According to Mr Advani, it was President Musharraf’s inflexibility that led to the summit’s failure. “Musharraf just would not admit that there is any such thing like terrorism in Jammu and Kashmir, or in Punjab, which has been inspired by him or his country. And he maintained that what was happening in Jammu and Kashmir or in other parts of the country… cannot be called terrorism. It is a ‘freedom struggle’ of the people of Jammu and Kashmir for their own freedom.”

Mr Advani stressed that cross-border terrorism was a serious bone of contention in the India-Pakistan peace process. While agreeing that militancy had decreased along the borders, he said it could be attributed to the Joint Statement reached by India and Pakistan, and was still there in the country. He was of the view that until this problem was dealt with, there could be no progress on the peace process.

When asked why diplomacy was not initially used to solve the Kargil crisis, he said that it was not diplomacy that resolved the issue, but intervention by the United States. He believed that it was a ‘war of a kind’ in which ‘Pakistan refused to accept its own dead bodies’ and implied that Pakistan had capitulated before the US while India had not.

The former deputy prime minister also spoke at length about his party’s communal image and its role in nationhood. He implied that religion was inherent in any democracy, since ‘religion is a considerable part of life’, and anyone not subscribing to the view could live in a ‘communist country’.

“The role of religion is not much. But it is considerable in life. In a democracy religion is important. In a communist state, it isn’t.”

He consistently denied accusations of playing the communal card, but was less successful in projecting a non-communal image of his party. When asked to comment about his support for Chief Minister Narendra Modi, after the ‘post-Godhra’ riots, instead of defending his actions he quoted the onslaught India’s Sikh community faced after Indira Gandhi’s assassination in 1984.
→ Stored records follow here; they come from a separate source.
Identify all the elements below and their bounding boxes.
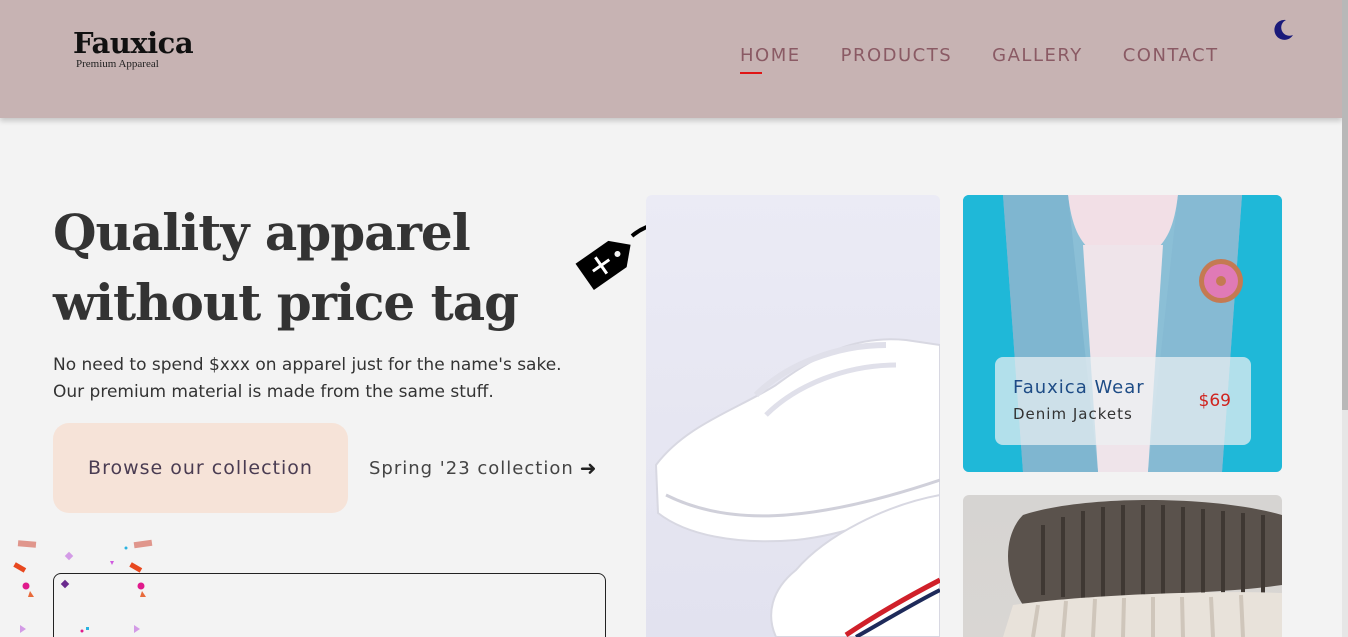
main-nav: HOME PRODUCTS GALLERY CONTACT [740, 44, 1259, 74]
hero-title-line1: Quality apparel [53, 203, 471, 262]
brand-name: Fauxica [73, 26, 194, 60]
hero-description: No need to spend $xxx on apparel just fo… [53, 352, 613, 406]
nav-gallery[interactable]: GALLERY [992, 44, 1083, 68]
nav-contact[interactable]: CONTACT [1123, 44, 1219, 68]
moon-icon[interactable] [1271, 18, 1295, 42]
sweater-illustration [1003, 500, 1282, 637]
spring-collection-link[interactable]: Spring '23 collection ➜ [369, 456, 598, 480]
spring-collection-label: Spring '23 collection [369, 457, 574, 479]
product-card-price: $69 [1198, 391, 1231, 411]
hero-title: Quality apparel without price tag [53, 198, 573, 338]
sneaker-product-image[interactable] [646, 195, 940, 637]
brand-logo[interactable]: Fauxica Premium Appareal [73, 26, 194, 70]
scrollbar-thumb[interactable] [1342, 0, 1348, 410]
nav-home[interactable]: HOME [740, 44, 801, 74]
hero-title-line2: without price tag [53, 273, 519, 332]
hero-description-line2: Our premium material is made from the sa… [53, 382, 494, 402]
arrow-right-icon: ➜ [579, 456, 598, 480]
hero-description-line1: No need to spend $xxx on apparel just fo… [53, 355, 562, 375]
nav-products[interactable]: PRODUCTS [841, 44, 953, 68]
scrollbar[interactable] [1342, 0, 1348, 637]
product-card-subtitle: Denim Jackets [1013, 405, 1133, 423]
browse-collection-button[interactable]: Browse our collection [53, 423, 348, 513]
product-card-info[interactable]: Fauxica Wear Denim Jackets $69 [995, 357, 1251, 445]
newsletter-box[interactable] [53, 573, 606, 637]
sneaker-illustration [654, 338, 940, 637]
sweater-product-image[interactable] [963, 495, 1282, 637]
site-header: Fauxica Premium Appareal HOME PRODUCTS G… [0, 0, 1342, 118]
product-card-title: Fauxica Wear [1013, 377, 1145, 398]
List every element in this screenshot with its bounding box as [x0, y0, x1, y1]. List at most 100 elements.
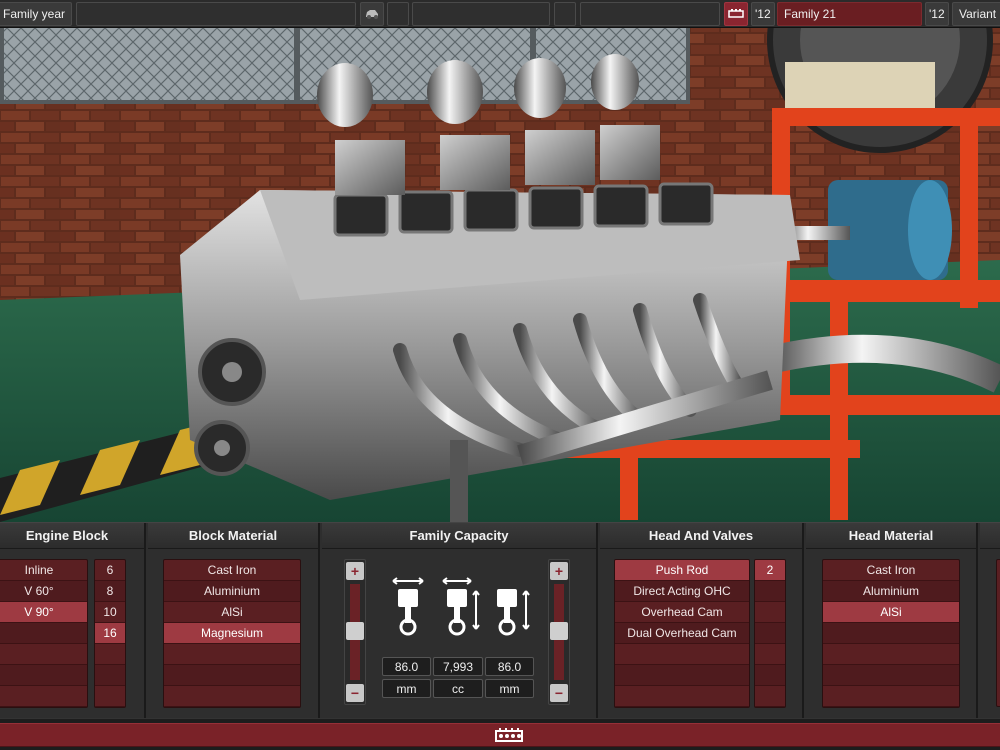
- engine-icon: [728, 9, 744, 18]
- list-item[interactable]: [755, 602, 785, 623]
- stroke-slider[interactable]: + −: [548, 559, 570, 705]
- list-item[interactable]: V 90°: [0, 602, 87, 623]
- piston-bore-icon: [392, 577, 424, 636]
- head-material-title: Head Material: [806, 523, 976, 549]
- list-item[interactable]: [755, 623, 785, 644]
- family-capacity-section: Family Capacity + − 86.0 7,993 86.0 mm c…: [322, 523, 598, 719]
- footer-bar: [0, 718, 1000, 750]
- engine-tab-bar[interactable]: [0, 723, 1000, 747]
- family-year-slider[interactable]: [76, 2, 356, 26]
- list-item[interactable]: [0, 623, 87, 644]
- head-type-list: Push Rod Direct Acting OHC Overhead Cam …: [614, 559, 750, 708]
- valve-count-list: 2: [754, 559, 786, 708]
- list-item[interactable]: 10: [95, 602, 125, 623]
- list-item[interactable]: V 60°: [0, 581, 87, 602]
- list-item[interactable]: [164, 686, 300, 707]
- list-item[interactable]: Cast Iron: [823, 560, 959, 581]
- list-item[interactable]: [164, 665, 300, 686]
- list-item[interactable]: [823, 644, 959, 665]
- bore-unit: mm: [382, 679, 431, 698]
- stroke-unit: mm: [485, 679, 534, 698]
- bore-minus-button[interactable]: −: [346, 684, 364, 702]
- next-section-list[interactable]: [996, 559, 1000, 707]
- list-item[interactable]: [823, 623, 959, 644]
- blank-field-1[interactable]: [412, 2, 550, 26]
- list-item[interactable]: [615, 665, 749, 686]
- cylinder-count-list: 6 8 10 16: [94, 559, 126, 708]
- list-item[interactable]: Direct Acting OHC: [615, 581, 749, 602]
- list-item[interactable]: [755, 644, 785, 665]
- list-item[interactable]: [95, 665, 125, 686]
- car-icon: [366, 10, 378, 19]
- next-section-title: [980, 523, 1000, 549]
- engine-config-panel: Engine Block Inline V 60° V 90° 6 8 10 1…: [0, 522, 1000, 719]
- top-bar: Family year '12 Family 21 '12 Variant: [0, 0, 1000, 28]
- list-item[interactable]: [164, 644, 300, 665]
- list-item[interactable]: AlSi: [164, 602, 300, 623]
- head-valves-title: Head And Valves: [600, 523, 802, 549]
- block-material-section: Block Material Cast Iron Aluminium AlSi …: [148, 523, 320, 719]
- list-item[interactable]: Aluminium: [823, 581, 959, 602]
- variant-year-value: '12: [929, 7, 945, 21]
- list-item[interactable]: Magnesium: [164, 623, 300, 644]
- engine-block-section: Engine Block Inline V 60° V 90° 6 8 10 1…: [0, 523, 146, 719]
- head-material-list: Cast Iron Aluminium AlSi: [822, 559, 960, 708]
- head-valves-section: Head And Valves Push Rod Direct Acting O…: [600, 523, 804, 719]
- list-item[interactable]: Aluminium: [164, 581, 300, 602]
- list-item[interactable]: 8: [95, 581, 125, 602]
- engine-3d-viewport[interactable]: [0, 0, 1000, 522]
- list-item[interactable]: 2: [755, 560, 785, 581]
- list-item[interactable]: AlSi: [823, 602, 959, 623]
- stroke-slider-handle[interactable]: [550, 622, 568, 640]
- list-item[interactable]: [95, 686, 125, 707]
- displacement-value: 7,993: [433, 657, 483, 676]
- displacement-unit: cc: [433, 679, 483, 698]
- bore-value: 86.0: [382, 657, 431, 676]
- list-item[interactable]: 6: [95, 560, 125, 581]
- blank-button-1[interactable]: [387, 2, 409, 26]
- head-material-section: Head Material Cast Iron Aluminium AlSi: [806, 523, 978, 719]
- block-material-title: Block Material: [148, 523, 318, 549]
- blank-field-2[interactable]: [580, 2, 720, 26]
- list-item[interactable]: Dual Overhead Cam: [615, 623, 749, 644]
- list-item[interactable]: Overhead Cam: [615, 602, 749, 623]
- family-name: Family 21: [784, 7, 837, 21]
- list-item[interactable]: Cast Iron: [164, 560, 300, 581]
- list-item[interactable]: [755, 665, 785, 686]
- family-name-field[interactable]: Family 21: [777, 2, 922, 26]
- family-year-value: '12: [755, 7, 771, 21]
- family-year-field[interactable]: Family year: [0, 2, 72, 26]
- stroke-plus-button[interactable]: +: [550, 562, 568, 580]
- engine-block-title: Engine Block: [0, 523, 144, 549]
- engine-icon: [495, 728, 523, 742]
- list-item[interactable]: [755, 686, 785, 707]
- stroke-value: 86.0: [485, 657, 534, 676]
- list-item[interactable]: [615, 644, 749, 665]
- list-item[interactable]: [95, 644, 125, 665]
- piston-stroke-icon: [497, 589, 530, 636]
- next-section-partial: [980, 523, 1000, 719]
- variant-year-badge: '12: [925, 2, 949, 26]
- blank-button-2[interactable]: [554, 2, 576, 26]
- family-year-badge: '12: [751, 2, 775, 26]
- car-button[interactable]: [360, 2, 384, 26]
- list-item[interactable]: [0, 644, 87, 665]
- engine-button[interactable]: [724, 2, 748, 26]
- list-item[interactable]: Push Rod: [615, 560, 749, 581]
- list-item[interactable]: [823, 686, 959, 707]
- stroke-minus-button[interactable]: −: [550, 684, 568, 702]
- list-item[interactable]: [0, 686, 87, 707]
- list-item[interactable]: [755, 581, 785, 602]
- block-material-list: Cast Iron Aluminium AlSi Magnesium: [163, 559, 301, 708]
- list-item[interactable]: [0, 665, 87, 686]
- list-item[interactable]: 16: [95, 623, 125, 644]
- bore-plus-button[interactable]: +: [346, 562, 364, 580]
- bore-slider[interactable]: + −: [344, 559, 366, 705]
- list-item[interactable]: [823, 665, 959, 686]
- list-item[interactable]: Inline: [0, 560, 87, 581]
- bore-slider-handle[interactable]: [346, 622, 364, 640]
- family-capacity-title: Family Capacity: [322, 523, 596, 549]
- variant-name-field[interactable]: Variant: [952, 2, 1000, 26]
- family-year-label: Family year: [3, 7, 66, 21]
- list-item[interactable]: [615, 686, 749, 707]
“They were not riots. Not a single Hindu was killed. About 3,500 Sikhs were killed. Congress said, ‘So what? When a huge tree falls, the earth is bound to shake.’

“How can I find fault with the [Gujarat] government then? I am bound to say that this is not fair to the Gujarat government and this is why I defend it.” Furthermore, he said, the votes spoke for themselves.

Responding to whether the Gujarat killings followed an ‘action-reaction’ logic to Godhra, he said he agreed to the suggestion to some extent.

When asked if Pakistan’s ‘Islamic Republic’ status bothered India, he said, “A theocratic state does bother us… it does.” But he insisted that Jinnah was inherently a secular leader, and had his 11th August, 1947 speech been implemented, Pakistan too would be a secular state.

Mr Advani said his party’s hard-line resolution on Pakistan following his 2006 visit to the country, was because Jinnah’s speech ‘was pushed beneath the carpet’.

The most striking moment of the interview, however, was when Mr Advani, in his own words, clarified his stand on Ayodhya for the first time. He said that while he stood by the Ayodhya Movement, and embraced it, he was saddened by the demolition of the Babri Mosque.

BJP’s subsequent electoral victory, he said, was because the Ayodhya Movement, and not the demolition, reflected the people’s aspirations. “I believe a temple should have been built at the site. But the demolition disturbed me.”

It would have been interesting to see how a mosque and a temple could have co-existed on exactly the same spot in Ayodhya.